After more than 800 likes and almost 200 comments offering coats and well wishes, Jessica Reed and John Pyle stood on Nashville's pedestrian bridge and said their wedding vows in the biggest snowfall to blanket the city since 2003.
Reed's cowboy-boot-covered feet sunk into the shin-deep snow as she walked. She clutched a bright bouquet of grocery store flowers between her frigid, gloveless fingers. And over her shoulders, she wore an elegant off-white cover, a 1920s wedding gift to a couple who was married over 50 years. The perfect accessory for an unexpectedly white wedding.
"A day to remember," Reed says.
Jan. 22 just seemed right. It was the date they first met one year ago. They wanted to declare their future together while overlooking the city they both loved.
The prospect of snow seemed easily surmountable at first. Early forecasts predicted it wasn't expected to start until midday, and they planned to marry around 3 p.m before it got too bad.

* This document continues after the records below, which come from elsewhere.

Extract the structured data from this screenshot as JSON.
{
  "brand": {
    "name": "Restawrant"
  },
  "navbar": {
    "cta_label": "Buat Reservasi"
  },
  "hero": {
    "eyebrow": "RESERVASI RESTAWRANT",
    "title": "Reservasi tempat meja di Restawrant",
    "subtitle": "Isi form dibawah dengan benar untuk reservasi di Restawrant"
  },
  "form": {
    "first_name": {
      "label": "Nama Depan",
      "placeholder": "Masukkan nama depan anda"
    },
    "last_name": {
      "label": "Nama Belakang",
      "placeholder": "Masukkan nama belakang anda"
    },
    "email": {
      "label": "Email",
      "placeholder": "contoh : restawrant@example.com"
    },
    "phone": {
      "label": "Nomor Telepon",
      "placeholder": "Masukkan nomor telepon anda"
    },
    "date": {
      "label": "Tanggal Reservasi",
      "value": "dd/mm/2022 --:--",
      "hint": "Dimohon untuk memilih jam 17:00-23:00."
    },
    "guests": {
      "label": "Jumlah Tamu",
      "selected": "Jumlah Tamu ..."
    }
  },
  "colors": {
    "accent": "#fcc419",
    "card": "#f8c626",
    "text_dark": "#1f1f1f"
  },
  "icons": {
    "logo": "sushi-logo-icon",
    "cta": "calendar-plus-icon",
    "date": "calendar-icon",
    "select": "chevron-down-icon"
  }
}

But Friday morning, it was clear the weather wasn't going to cooperate.
That's when Pyle posted his plea to the East Nashville Facebook page and their neighbors, all huddled in their homes, showed their heart.
"It's just so neat to see everyone come together and take care of a couple just because they love each other and want to get married," said Callie Ann Starkey, the close friend who officiated the wedding. "The city just kind of rallied behind it."
It was a younger woman, a stranger, who dropped off the fur. With its delivery, she helped fulfill the traditional rhyme about old and new, borrowed and blue — a saying that is supposed to bring a bride good luck on her wedding day.
The young woman also brought something else to Reed "the silver sixpence in her shoe."
The coin sat at the bottom of her boot as she and Pyle joined hands at the crest of the bridge Friday afternoon, the white haze of the city behind them.
I John choose you, Jessica, he said. They started with a prayer, and then, with snowflakes swirling around their heads and clinging to Pyle's long brown beard, they said their vows.
I choose to give you my whole heart. With abiding courage and faith. I choose to laugh, cry and grow with you. To respect, encourage and support you. I choose our unconditional love.
I choose our forever.
Even in the middle of thundersnow, love wins.